Thursday, December 28, 2006

Kameoka and Kyoto

On the 16th we left Nagoya for Kyoto. We would spend our first night at a small international zen temple in Kameoka (just outside of Kyoto) so that Christo and Luna could have a taste of the "zen training" life. The temple was nestled in a small farming community and the fields were divided by old stone irrigation canals and farmhouses. Very picturesque. It was nice to finally see another "gaijin" training temple, cold as it was, and the two training monks seemed very genuine and kind. The head "monk" (who was from Russia) was nevertheless relatively kibishii (strict) and the experience made us glad of our freedom to struggle with the problems of our ordinary lives in this "floating world"--as it is poetically referred to (and to wear socks and hats whenever we feel like it!).


Here is the temple itself, though there were other buildings attached to the temple down the road, including a larger meditation hall and a guest house.


A scene from around the temple.


The next day we split into two groups and Bradley and I visited some famous Kyoto sites we'd never seen before: Kinkakuji and Ginkakuji (the gold and silver pavillions, respectively). Kinkakuji has been described by our friend Daisuke as the "interface between heaven and earth" and it truly was a rather breathtaking site, its mirror double floating over a lake filled with koi and small landscaped islands designed by the landscape master Muso Soseki.



Sparkling across the lake.




Me and Bradley looking a bit awestruck. One of those amazing days when torrents of rain suddenly passed and the sun came out just as we were walking up the path to the temple.


Next we stopped by Ginkakuji, which was remarkable more for its sansui (raked sand( garden than for the pavillion itself. Although built in the 16th Century, the garden is eerily postmodern, and was supposedly built by the great landscape artist Soami. The garden represents Mt Fuji and the Pacific Ocean.

Taiheiyo (the Ocean)



Fuji-san

We next walked the length of the so-called "Philosopher's Path," named after Nishida Kitaro (the founder of the Kyoto School of philosophy, and a longtime professor at Kyoto University).
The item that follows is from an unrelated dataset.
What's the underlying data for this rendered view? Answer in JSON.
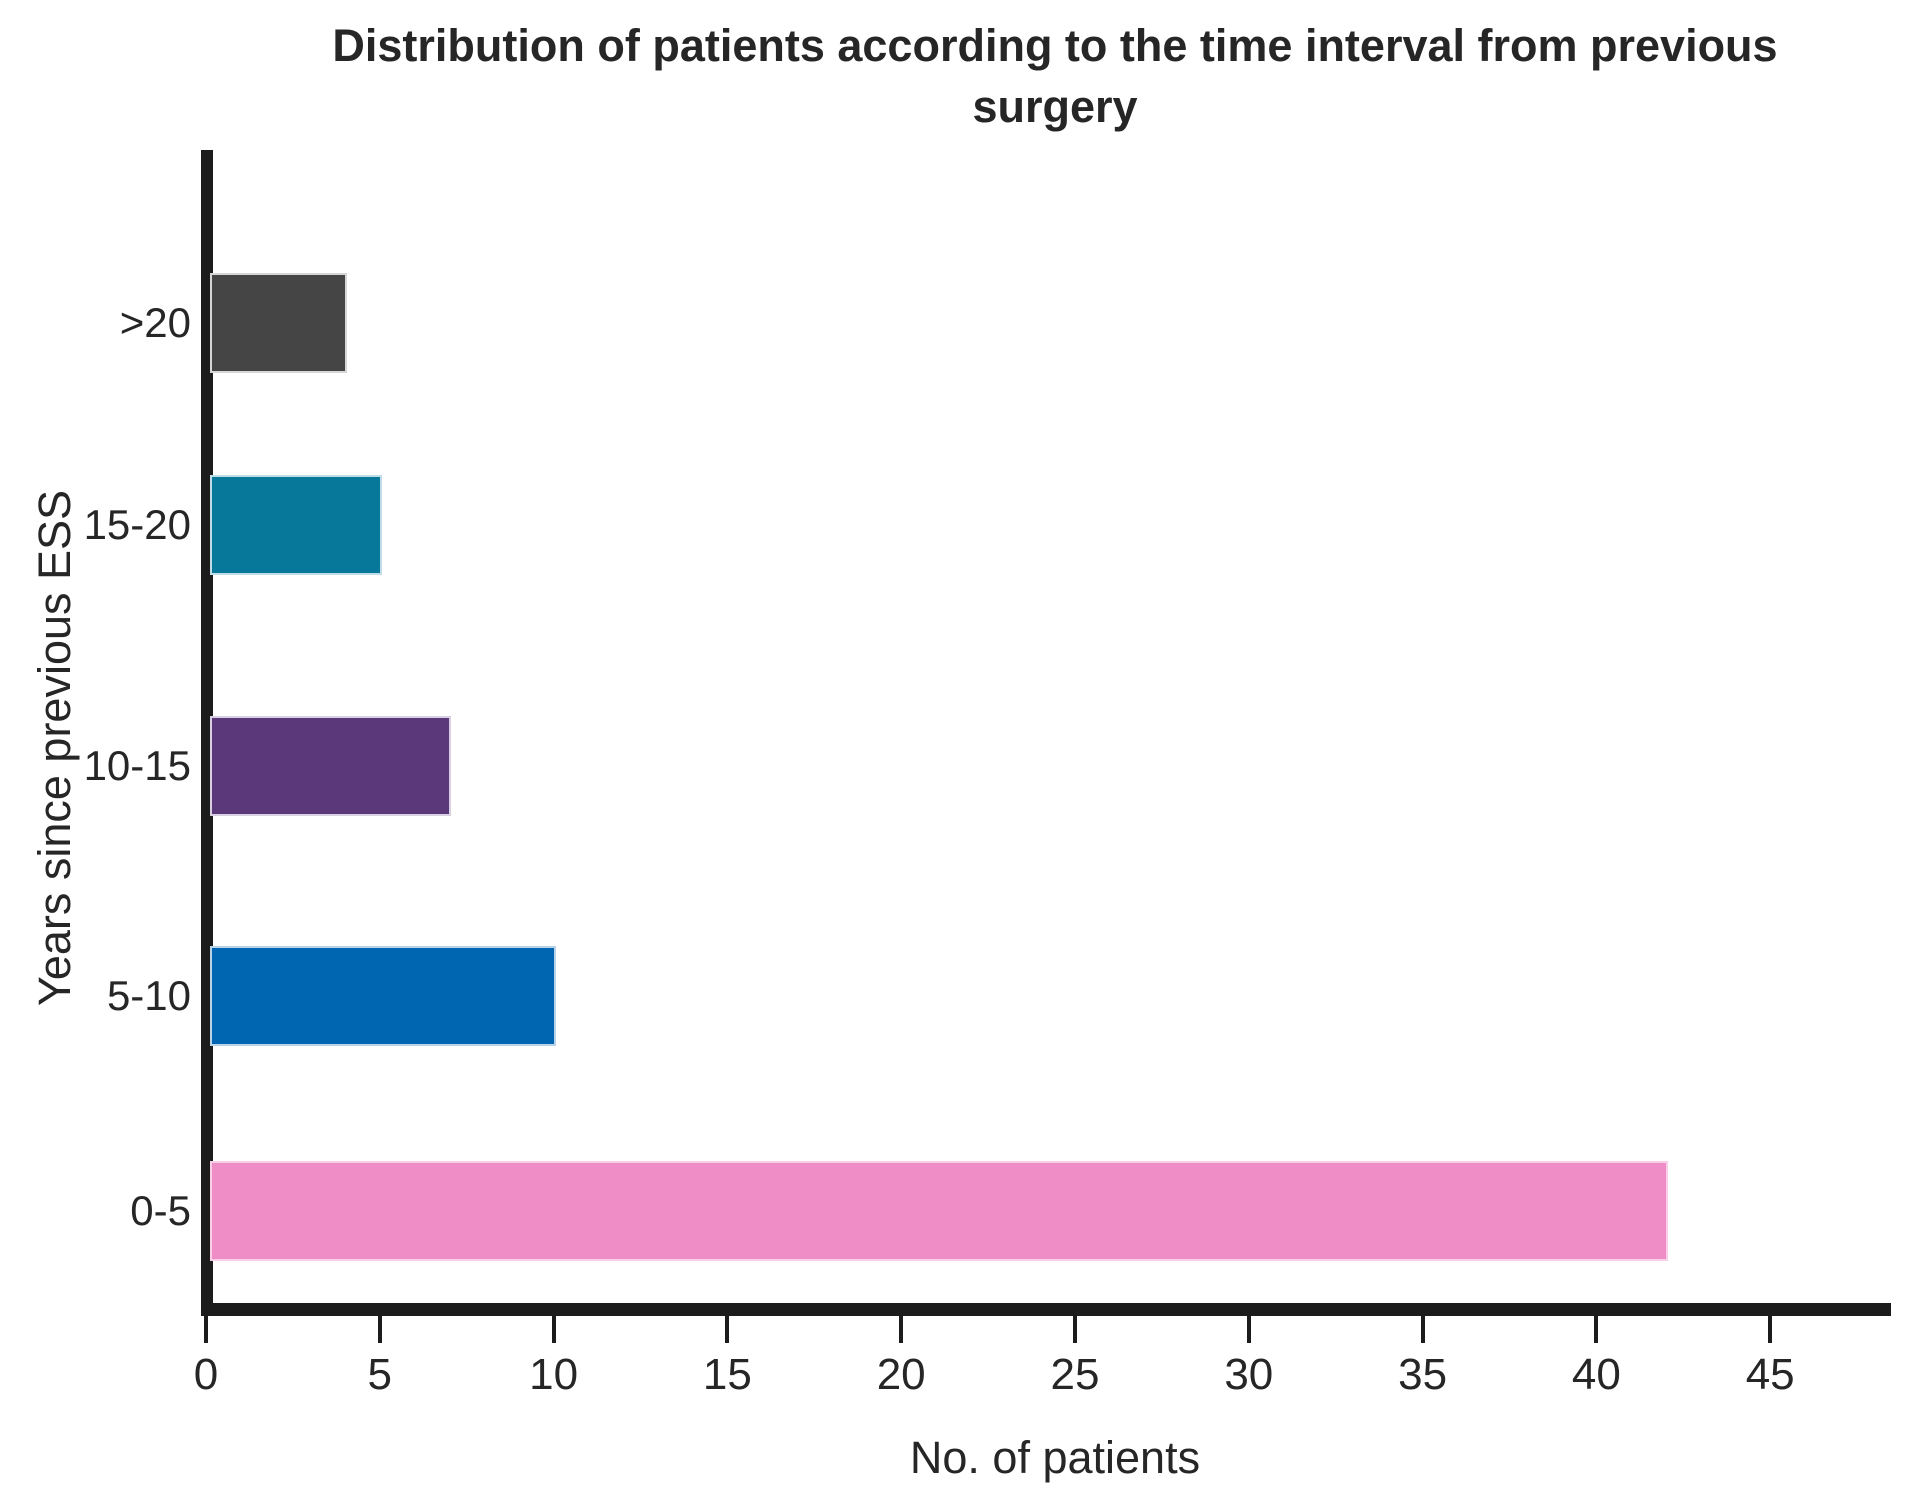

Since I have spent the last year studying Nishida and his disciples, it was particularly meaningful to, as it were, walk his walk.

Finally we headed up to Kiyomizudera and along the road saw a volley of brightly colored geishas (below).
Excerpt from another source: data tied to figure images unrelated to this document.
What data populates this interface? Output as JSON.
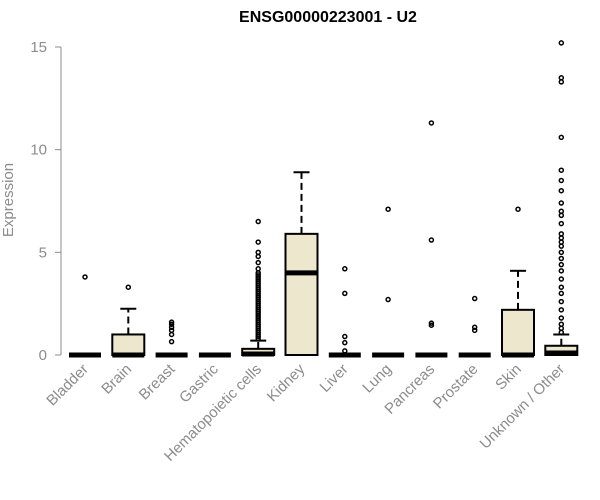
{
  "chart_data": {
    "type": "boxplot",
    "title": "ENSG00000223001 - U2",
    "xlabel": "",
    "ylabel": "Expression",
    "ylim": [
      0,
      15.5
    ],
    "yticks": [
      0,
      5,
      10,
      15
    ],
    "box_fill": "#ede7ce",
    "box_stroke": "#000000",
    "axis_color": "#8c8c8c",
    "categories": [
      "Bladder",
      "Brain",
      "Breast",
      "Gastric",
      "Hematopoietic cells",
      "Kidney",
      "Liver",
      "Lung",
      "Pancreas",
      "Prostate",
      "Skin",
      "Unknown / Other"
    ],
    "boxes": [
      {
        "category": "Bladder",
        "q1": 0,
        "median": 0,
        "q3": 0,
        "whisker_low": 0,
        "whisker_high": 0,
        "outliers": [
          3.8
        ]
      },
      {
        "category": "Brain",
        "q1": 0,
        "median": 0,
        "q3": 1.0,
        "whisker_low": 0,
        "whisker_high": 2.25,
        "outliers": [
          3.3
        ]
      },
      {
        "category": "Breast",
        "q1": 0,
        "median": 0,
        "q3": 0,
        "whisker_low": 0,
        "whisker_high": 0,
        "outliers": [
          0.65,
          1.0,
          1.2,
          1.35,
          1.5,
          1.6
        ]
      },
      {
        "category": "Gastric",
        "q1": 0,
        "median": 0,
        "q3": 0,
        "whisker_low": 0,
        "whisker_high": 0,
        "outliers": []
      },
      {
        "category": "Hematopoietic cells",
        "q1": 0,
        "median": 0.05,
        "q3": 0.3,
        "whisker_low": 0,
        "whisker_high": 0.7,
        "outliers": [
          0.8,
          0.9,
          1.0,
          1.1,
          1.2,
          1.3,
          1.4,
          1.5,
          1.6,
          1.7,
          1.8,
          1.9,
          2.0,
          2.1,
          2.2,
          2.3,
          2.4,
          2.5,
          2.6,
          2.7,
          2.8,
          2.9,
          3.0,
          3.1,
          3.2,
          3.3,
          3.4,
          3.5,
          3.6,
          3.7,
          3.8,
          3.9,
          4.0,
          4.2,
          4.5,
          4.8,
          5.0,
          5.5,
          6.5
        ]
      },
      {
        "category": "Kidney",
        "q1": 0,
        "median": 4.0,
        "q3": 5.9,
        "whisker_low": 0,
        "whisker_high": 8.9,
        "outliers": []
      },
      {
        "category": "Liver",
        "q1": 0,
        "median": 0,
        "q3": 0,
        "whisker_low": 0,
        "whisker_high": 0,
        "outliers": [
          0.2,
          0.6,
          0.9,
          3.0,
          4.2
        ]
      },
      {
        "category": "Lung",
        "q1": 0,
        "median": 0,
        "q3": 0,
        "whisker_low": 0,
        "whisker_high": 0,
        "outliers": [
          2.7,
          7.1
        ]
      },
      {
        "category": "Pancreas",
        "q1": 0,
        "median": 0,
        "q3": 0,
        "whisker_low": 0,
        "whisker_high": 0,
        "outliers": [
          1.45,
          1.55,
          5.6,
          11.3
        ]
      },
      {
        "category": "Prostate",
        "q1": 0,
        "median": 0,
        "q3": 0,
        "whisker_low": 0,
        "whisker_high": 0,
        "outliers": [
          1.2,
          1.35,
          2.75
        ]
      },
      {
        "category": "Skin",
        "q1": 0,
        "median": 0,
        "q3": 2.2,
        "whisker_low": 0,
        "whisker_high": 4.1,
        "outliers": [
          7.1
        ]
      },
      {
        "category": "Unknown / Other",
        "q1": 0,
        "median": 0.1,
        "q3": 0.45,
        "whisker_low": 0,
        "whisker_high": 1.0,
        "outliers": [
          1.1,
          1.3,
          1.5,
          1.8,
          2.2,
          2.6,
          3.0,
          3.3,
          3.7,
          4.1,
          4.4,
          4.7,
          5.0,
          5.3,
          5.5,
          5.7,
          5.9,
          6.4,
          6.8,
          7.0,
          7.4,
          8.0,
          8.5,
          9.0,
          10.6,
          13.3,
          13.5,
          15.2
        ]
      }
    ]
  }
}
The next day we set out for Mt Hiei, one of the most famous religious mountains in the world and the sight of the first major monasteries of Mahayana Buddhism in Japan. The temples of Mt Hiei were first built in the 9th Century.

This is part of the original path that goes up (and down) Mt Hiei.

Christo and Luna at a scenic overlook just below the temple complex of Enryaku-ji.


This is arguably the most (historically) important building on the grounds--a reconstructed version of the original ordination hall built by Saisho in the 8th Century. Tendai sect monks are still ordained here to this day.



Christo ringing one of the enormous bells on the mountain.

Here is a (borrowed) picture that gives a glimpse of the inside of the Konpon Chudo Hall. Inside the hall there is an oil lamp that has been continuously lit for 1200 years. The lamp was first lit by Saicho himself (or so legend says). Inside the Konpon-Chudo we wrote out a special ceremonial blessing for our (Christo and my) grandfather on a piece of wood which will be burned in the fires of the inner sanctum and hopefully help in the passage of his soul from this world to the next.